This morning, the Butcher locked his keys in his car, so I had to meet up with him in his work truck to hand them off. It was all I could do to not play hookey and ride around with him all day. It smelled slightly of burning oil. When he went over the speed bump, he flew up in his seat until the seatbelt caught him and sent him back down into the cushions. And the whole thing sounded like a burping dragon. Not to mention that the drive shaft hung low, like a dachshund’s belly, which is probably not that safe. But it seemed like a good day–driving around in that smelly thing, in the sunshine.
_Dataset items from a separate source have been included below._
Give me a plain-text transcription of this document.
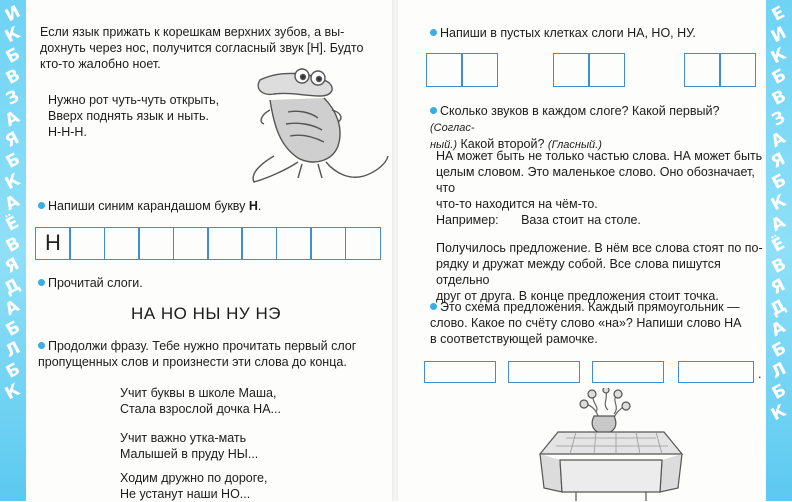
И
К
Б
В
З
А
Я
Б
К
А
Ё
В
Я
Д
А
Б
Л
Б
К
Е
И
К
Б
В
З
А
Я
Б
К
А
Ё
В
Я
Д
А
Б
Л
Б
К
Если язык прижать к корешкам верхних зубов, а вы-
дохнуть через нос, получится согласный звук [Н]. Будто
кто-то жалобно ноет.
Нужно рот чуть-чуть открыть,
Вверх поднять язык и ныть.
Н-Н-Н.
Напиши синим карандашом букву Н.
Н
Прочитай слоги.
НА НО НЫ НУ НЭ
Продолжи фразу. Тебе нужно прочитать первый слог
пропущенных слов и произнести эти слова до конца.
Учит буквы в школе Маша,
Стала взрослой дочка НА...
Учит важно утка-мать
Малышей в пруду НЫ...
Ходим дружно по дороге,
Не устанут наши НО...
Напиши в пустых клетках слоги НА, НО, НУ.
Сколько звуков в каждом слоге? Какой первый? (Соглас-
ный.) Какой второй? (Гласный.)
НА может быть не только частью слова. НА может быть
целым словом. Это маленькое слово. Оно обозначает, что
что-то находится на чём-то.
Например:	Ваза стоит на столе.
Получилось предложение. В нём все слова стоят по по-
рядку и дружат между собой. Все слова пишутся отдельно
друг от друга. В конце предложения стоит точка.
Это схема предложения. Каждый прямоугольник —
слово. Какое по счёту слово «на»? Напиши слово НА
в соответствующей рамочке.
.
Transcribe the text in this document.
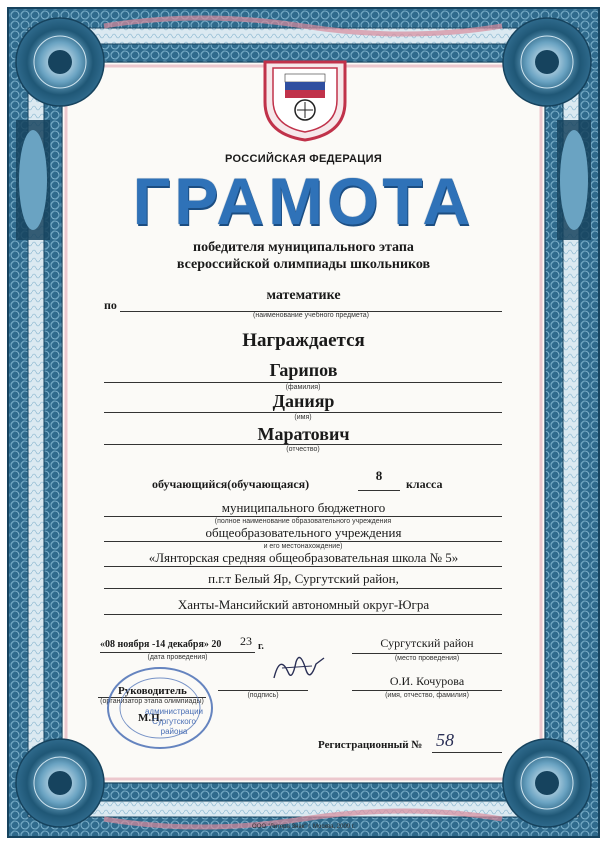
РОССИЙСКАЯ ФЕДЕРАЦИЯ
ГРАМОТА
победителя муниципального этапа
всероссийской олимпиады школьников
по
математике
(наименование учебного предмета)
Награждается
Гарипов
(фамилия)
Данияр
(имя)
Маратович
(отчество)
обучающийся(обучающаяся)
8
класса
муниципального бюджетного
(полное наименование образовательного учреждения
общеобразовательного учреждения
и его местонахождение)
«Лянторская средняя общеобразовательная школа № 5»
п.г.т Белый Яр, Сургутский район,
Ханты-Мансийский автономный округ-Югра
«08 ноября -14 декабря» 20 23 г.
(дата проведения)
Сургутский район
(место проведения)
Руководитель
(организатор этапа олимпиады)
М.П.
администрации
Сургутского
района
(подпись)
О.И. Кочурова
(имя, отчество, фамилия)
Регистрационный № 58
ООО "Литера Знак" г. Москва, 2009 г.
I keep thinking about that dude at the store, able to size someone up before he even gets up to them. Able to remember numbers he’s heard just once. And how that didn’t maybe seem like that great a life for him, like it hasn’t actually been a benefit.
Did you know someone broke into The Goddess & The Moon and stole jewelry? I feel like it takes some kind of cosmic chutzpah to rob from a woman who can curse you. Not saying that there aren’t people in Nashville who can’t lay or remove a curse more powerful than T. could lay. There may be. But I do believe that, unless you already know one, you’re not going to find him or her. T. has to be the most prominent powerful magic worker in town. So, if she does succeed in cursing you, you pretty much have to go back to her to get it removed.
That’s pretty hilarious. “Hi, I’m the guy who stole all your jewelry. And then my life went to shit. Um, what would it take for you to fix that?”
Ha ha. Notice how my brain is thinking about this stuff in order to skirt right up to the edge of things it is not allowed to think about. I’m on to you, brain, on to you.